Problem Statement
How do you validate a model of a system against a physical system when a controller is necessary to make the system operate and the the operational policies of the controllers were developed independently.
Discussion
Consider a development process with a well defined operation cost model which drives both the model and physical system to optimization that operations cost. If the model uses full state feedback for control and the physical system uses either full state feedback or implements output feedback with state estimators and relies on certainty equivalence, there is no guarantee that under identical test conditions the trajectories of the cost and the trajectories of the states will be identical even if both system are optimal with respect to the operational costs. This is because optimal operational costs are unique, but there are no guarantees that optimal tratectories are unique. Furthermore, if the controls in both cases are not globally optimal, by only near optimal, then likelihood of non-unique trajectories is even more likely.
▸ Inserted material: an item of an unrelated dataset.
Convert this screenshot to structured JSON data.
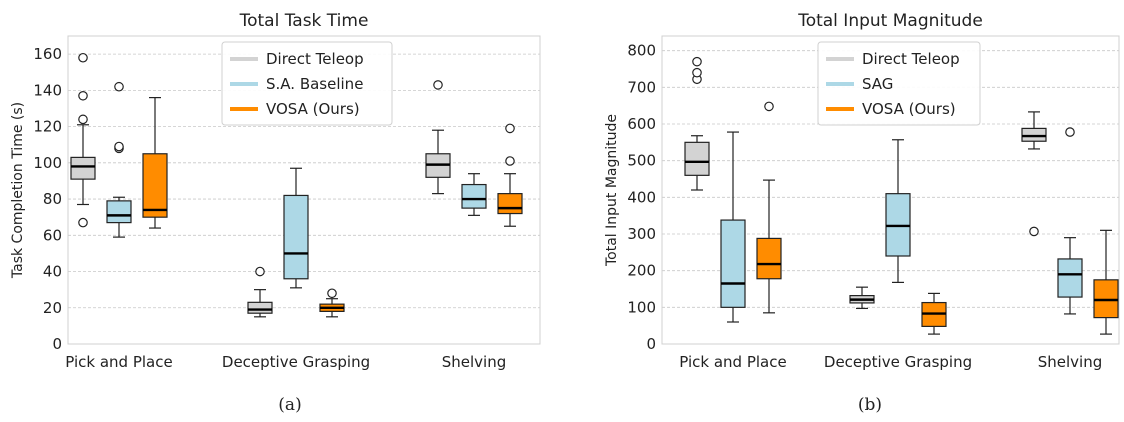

However, because the operational costs can be unique, the validation exercise can be decomposed into two validation steps.
First, the equations which model the physics can be validated against test data on the physical system by measuring the states in the real system, then substituting the integrator in the model with the state measurements. Ideally, the physical system could execute both policies. The error in costs, and derivative calculations can be compared to quantify the error between the model of the physics and the real physics.
Second, once the errors in the model of the physics are quantified, the error in the costs under the different controllers can be quantified. Ideally, from this step, the optimality of the controls wrt to a globally optimal controller (or minimizing controller) can be established. Once interesting possibility is to use policy improvement to see if the independently developed policies can merged for better performance. Alternatively, if there are unexplained differences, then the constraints respected by the different policies need to be reconciled. Things like robustness may also contribute to differences. Robustness will in general be a driven by different view of noise and risk sensitivity. Following on that, there is the possibility that the equation structure in the different policies lead to different performance limitations. Again, policy improvement may provide a way to identify these structure imposed limitations.